Inspirado numa longa reportagem de mesmo nome (leia aqui) publicada em 1977 no Jornal do Brasil por Rogério Medeiros, jornalista e fundador do Século Diário, o diretor Ricardo Sá realizou junto a Mônica Nitz uma longa pesquisa por bibliotecas, museus e arquivos públicos, por documentos que registrem a história do rio, assim como sua relação com o desenvolvimento do país desde a colônia até os tempos modernos.

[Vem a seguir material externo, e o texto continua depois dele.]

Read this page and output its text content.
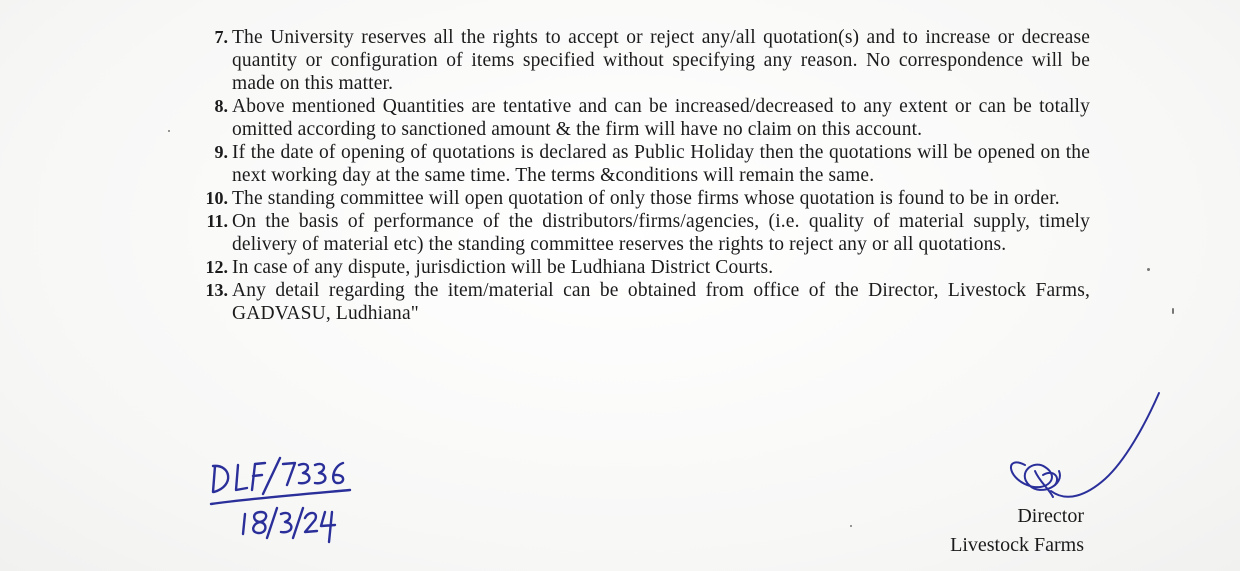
7. The University reserves all the rights to accept or reject any/all quotation(s) and to increase or decrease quantity or configuration of items specified without specifying any reason. No correspondence will be made on this matter.
8. Above mentioned Quantities are tentative and can be increased/decreased to any extent or can be totally omitted according to sanctioned amount & the firm will have no claim on this account.
9. If the date of opening of quotations is declared as Public Holiday then the quotations will be opened on the next working day at the same time. The terms &conditions will remain the same.
10. The standing committee will open quotation of only those firms whose quotation is found to be in order.
11. On the basis of performance of the distributors/firms/agencies, (i.e. quality of material supply, timely delivery of material etc) the standing committee reserves the rights to reject any or all quotations.
12. In case of any dispute, jurisdiction will be Ludhiana District Courts.
13. Any detail regarding the item/material can be obtained from office of the Director, Livestock Farms, GADVASU, Ludhiana"
Director
Livestock Farms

O filme foi selecionado para a Mostra Foco Capixaba do Festival de Cinema de Vitória, que acontece entre 24 e 29 novembro, mas já pode ser assistida até o dia 9 de novembro no site do Cine.Ema, mostra de cinema ambiental da qual também participa junto com outras obras.
Montagem/Lucas Bonini

Mônica Nitz classifica o filme como um trabalho robusto de etnografia e arqueologia digital, na busca de reunir 500 anos de registros históricos, desde a chegada dos portugueses ao Brasil até a tragédia do rompimento da barragem da Samarco/ Vale-BHP, em 2015, que derramou no rio uma quantidade absurda de lama tóxica, no maior crimes ambiental do país. “Não me lembro ao certo o tempo que levou essa pesquisa, mas acredito que foi algo próximo de um ano, até nos últimos dias de edição ainda estávamos pesquisando. Mesmo depois que um filme desses acaba, nosso instinto de pesquisa ainda está lá ativo e indo além”, conta Mônica, que assina roteiro e produção em conjunto com Ricardo Sá.

Os textos selecionados de exploradores, desbravadores e viajantes estrangeiros são lidos em suas línguas originais, inglês, francês, alemão ou o português lusitano, permeados pelas imagens retiradas de mapas, livros, decretos, gravuras, pinturas, desenhos, fotografias e vídeos. As imagens em alta qualidade permitiram fazer um trabalho de montagem e animação, realizado por Lucas Bonini, que imprimem a narrativa visual da obra em meio às palavras.

Nos vídeos aparece a propaganda oficial que evidencia o desenvolvimentismo e a ideia de assimilação dos indígenas à chamada “civilização” naquele território que era ocupado tradicionalmente pelos bravos povos de várias etnias que foram classificados pelos colonizadores de forma uniformizante como “botocudos”, pelo uso de botoques nos lábios e orelhas.

Gravura de Jean Baptiste Debret

A primeira versão da obra com os aspectos históricos foi então entregue a Ailton Krenak, que teceu seus comentários que trazem a visão dos povos originários após assistir a prévia, contribuindo para desconstruir a visão oficial e colonial.

Como parte da produção, a equipe do filme foi de carro margeando boa parte do percurso do Rio Doce, desde a foz em Linhares até Minas Gerais, também para observar a atual situação e as formas de vida que ali se desenvolvem apesar das tragédias que se sucedem pelas décadas de mineração, extrativismo e exploração. “Havia partes em que a memória das pessoas do rio era da época das barcas. Alguns trechos do rio eram tranquilos, calmos, e as pessoas faziam piqueniques ou tinham o hábito de tomar banho no fim do dia. Em outros lugares o rio é muito forte, violento, tem histórico de afogamentos. E há partes em que rio é muito profundo, com passeios de barco a outros lugares. Então é muito diverso e longo o Rio Doce”, relata Mônica Nitz.